The new crest features several modifications to its design compared to the previous version:
- The top of the crest has been widened, while the bottom has been narrowed, giving it a more dynamic and sharper appearance.
- The outer bevel of the crest is slightly more comprehensive, and the background has been smoothed.
- The red stripes on the crest now have a honeycomb structure.
- The lettering at the top of the crest has been updated with the word “Porsche,” and the word “Stuttgart” (referring to the location of Porsche’s headquarters) is now written in black above the horse symbol.
- The antlers of the horse symbol are slimmer, with more space between the groups of three.
- The overall colour of the crest is a new shade of gold, which can appear similar to rose gold in certain lighting conditions.
Here are some additional details about the new badge:
- The typeface on the company’s first cars inspired the new Porsche lettering.
- The Stuttgart lettering is now in a more modern font.
- The horse is now more muscular and has a more determined look.
- The antlers are now more slender and graceful.
- The red stripes now have a honeycomb pattern.
- The background of the badge is now a smooth, matte finish.
Porsche has a history of periodically updating its crest; the previous version was used in 2014. The new design was a three-year-long project undertaken by the Style Porsche team. The crest has been modified multiple times, with revisions in 1954, 1963, 1973, 1994, and 2008.
Porsche considers continuous development and adjustment as key to its brand’s success, including the design language, principles, and even the crest.
While many manufacturers are moving towards stylized text logos in the digital world, Porsche believes in the significance of its crest as a symbol of the brand’s identity. They see it as an essential emblem and will continue to use it rather than replacing it with just stylized text.
The first car to feature the new crest will be the all-new Panamera, set to be released later in the same year the passage was written. Other Porsche models will gradually adopt the new crest, and previous versions will still be available for purchase through Porsche Classic.
Several car companies have changed their logos recently.
Toyota: Toyota updated its logo in 2021. The new logo is more straightforward and modern, with a flat design and a blue gradient.
- BMW: BMW updated its logo in 2022. The new logo is also more straightforward and modern, replacing the previous four interlocking circles with a single blue circle.

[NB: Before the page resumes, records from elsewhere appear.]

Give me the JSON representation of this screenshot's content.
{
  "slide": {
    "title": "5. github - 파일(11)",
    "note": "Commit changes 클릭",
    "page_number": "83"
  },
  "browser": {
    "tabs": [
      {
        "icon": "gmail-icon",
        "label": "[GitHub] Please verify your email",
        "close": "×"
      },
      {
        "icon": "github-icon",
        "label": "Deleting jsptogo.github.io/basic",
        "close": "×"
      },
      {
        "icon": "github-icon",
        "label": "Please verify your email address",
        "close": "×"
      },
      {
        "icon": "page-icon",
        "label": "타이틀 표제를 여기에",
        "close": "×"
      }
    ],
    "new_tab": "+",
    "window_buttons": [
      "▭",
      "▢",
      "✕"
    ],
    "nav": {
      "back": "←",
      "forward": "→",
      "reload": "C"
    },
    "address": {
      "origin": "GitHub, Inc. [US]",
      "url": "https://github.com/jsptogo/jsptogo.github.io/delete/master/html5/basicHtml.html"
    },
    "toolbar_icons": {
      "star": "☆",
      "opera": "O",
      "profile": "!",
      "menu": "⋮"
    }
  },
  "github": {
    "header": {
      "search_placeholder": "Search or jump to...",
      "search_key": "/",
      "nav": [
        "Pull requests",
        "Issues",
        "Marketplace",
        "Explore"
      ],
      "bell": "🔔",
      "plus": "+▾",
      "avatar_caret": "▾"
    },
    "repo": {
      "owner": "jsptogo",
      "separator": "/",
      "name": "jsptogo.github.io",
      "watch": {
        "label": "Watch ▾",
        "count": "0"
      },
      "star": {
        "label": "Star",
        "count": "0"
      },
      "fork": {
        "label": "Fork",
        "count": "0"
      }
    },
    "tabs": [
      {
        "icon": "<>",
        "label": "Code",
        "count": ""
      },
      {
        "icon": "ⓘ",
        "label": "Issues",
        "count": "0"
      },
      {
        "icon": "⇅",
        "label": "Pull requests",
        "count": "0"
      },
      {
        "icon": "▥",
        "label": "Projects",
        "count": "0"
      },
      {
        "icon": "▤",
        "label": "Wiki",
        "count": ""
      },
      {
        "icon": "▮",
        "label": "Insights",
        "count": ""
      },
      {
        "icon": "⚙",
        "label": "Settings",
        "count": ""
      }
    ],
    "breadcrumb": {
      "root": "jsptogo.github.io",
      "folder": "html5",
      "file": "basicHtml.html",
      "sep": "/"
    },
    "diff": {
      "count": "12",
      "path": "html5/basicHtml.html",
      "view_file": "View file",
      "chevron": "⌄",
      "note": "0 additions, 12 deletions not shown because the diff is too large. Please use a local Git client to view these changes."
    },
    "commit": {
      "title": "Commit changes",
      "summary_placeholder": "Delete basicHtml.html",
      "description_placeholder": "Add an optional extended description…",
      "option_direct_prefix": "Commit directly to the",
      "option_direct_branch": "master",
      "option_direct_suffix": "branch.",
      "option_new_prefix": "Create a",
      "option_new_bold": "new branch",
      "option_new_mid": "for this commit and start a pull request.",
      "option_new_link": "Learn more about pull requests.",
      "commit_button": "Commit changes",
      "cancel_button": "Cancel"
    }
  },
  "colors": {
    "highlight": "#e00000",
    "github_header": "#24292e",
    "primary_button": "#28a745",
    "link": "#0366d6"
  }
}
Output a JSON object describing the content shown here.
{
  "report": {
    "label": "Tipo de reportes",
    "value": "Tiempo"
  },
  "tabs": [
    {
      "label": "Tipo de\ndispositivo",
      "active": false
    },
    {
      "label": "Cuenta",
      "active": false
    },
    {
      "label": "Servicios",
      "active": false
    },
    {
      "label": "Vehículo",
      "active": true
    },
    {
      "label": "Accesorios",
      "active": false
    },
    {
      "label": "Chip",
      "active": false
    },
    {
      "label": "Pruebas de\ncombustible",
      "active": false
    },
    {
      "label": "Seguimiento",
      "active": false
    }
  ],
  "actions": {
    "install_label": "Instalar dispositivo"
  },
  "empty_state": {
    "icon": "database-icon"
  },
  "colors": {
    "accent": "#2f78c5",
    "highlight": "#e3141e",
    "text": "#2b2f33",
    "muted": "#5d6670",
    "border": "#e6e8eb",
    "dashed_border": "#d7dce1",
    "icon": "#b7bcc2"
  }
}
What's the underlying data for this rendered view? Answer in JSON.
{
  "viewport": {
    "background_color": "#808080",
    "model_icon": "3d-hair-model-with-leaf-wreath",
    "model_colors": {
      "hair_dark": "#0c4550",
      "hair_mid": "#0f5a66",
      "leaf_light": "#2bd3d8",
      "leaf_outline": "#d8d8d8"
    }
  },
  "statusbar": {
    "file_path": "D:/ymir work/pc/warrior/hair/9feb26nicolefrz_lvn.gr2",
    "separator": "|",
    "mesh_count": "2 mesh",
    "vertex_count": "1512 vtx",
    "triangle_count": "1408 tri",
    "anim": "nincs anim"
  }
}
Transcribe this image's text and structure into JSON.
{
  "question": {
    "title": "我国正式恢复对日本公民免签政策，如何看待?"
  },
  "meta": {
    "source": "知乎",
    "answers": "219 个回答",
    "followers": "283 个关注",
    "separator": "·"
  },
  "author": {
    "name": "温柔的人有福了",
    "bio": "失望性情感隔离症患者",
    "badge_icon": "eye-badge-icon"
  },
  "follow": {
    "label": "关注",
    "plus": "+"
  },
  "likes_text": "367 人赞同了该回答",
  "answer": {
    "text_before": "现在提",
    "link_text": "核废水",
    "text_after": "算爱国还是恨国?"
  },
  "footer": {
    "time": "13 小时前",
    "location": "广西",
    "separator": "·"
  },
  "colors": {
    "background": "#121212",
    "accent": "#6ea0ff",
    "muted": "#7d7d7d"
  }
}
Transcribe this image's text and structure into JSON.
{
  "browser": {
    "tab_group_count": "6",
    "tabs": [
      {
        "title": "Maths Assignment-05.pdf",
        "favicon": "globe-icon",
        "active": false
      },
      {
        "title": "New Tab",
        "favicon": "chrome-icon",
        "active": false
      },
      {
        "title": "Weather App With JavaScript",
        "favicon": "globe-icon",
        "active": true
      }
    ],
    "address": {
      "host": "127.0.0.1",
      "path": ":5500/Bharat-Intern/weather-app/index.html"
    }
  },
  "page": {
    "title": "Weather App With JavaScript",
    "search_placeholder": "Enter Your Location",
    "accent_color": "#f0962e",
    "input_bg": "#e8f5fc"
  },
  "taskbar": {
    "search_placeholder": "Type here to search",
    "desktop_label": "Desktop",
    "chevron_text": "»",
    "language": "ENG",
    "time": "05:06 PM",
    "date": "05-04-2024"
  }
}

- KIA: KIA updated its logo in 2019. The new logo is more geometric and angular, with a more modern typeface.
- Peugeot: Peugeot updated its logo in 2021. The new logo is more simplified and modern, with a more stylized lion head.
- Nissan: Nissan updated its logo in 2020. The new logo is more simplified and modern, with a more fluid typeface.
These are just a few examples of car companies that have changed their logos recently. Many other companies have also updated their logos recently as the automotive industry continues to evolve.
Here are some of the reasons why car companies might change their logos:
- To reflect a new brand identity: A new logo can help a company rebrand itself and communicate a new message to consumers. For example, Toyota’s new logo is more modern and environmentally friendly, which reflects the company’s focus on sustainability.
- To keep up with the competition: Other car companies are constantly updating their logos, so companies must keep up with the competition to stay relevant.
- To make their logo more versatile: A new logo can be more versatile than an old one and can be used in a broader range of applications, such as digital marketing and social media. For example, the new BMW logo is more straightforward and modern, which makes it easier to use in digital applications.
There are several reasons why car companies might change their logos. These changes can help companies rebrand themselves, keep up with the competition, and make their logos more versatile.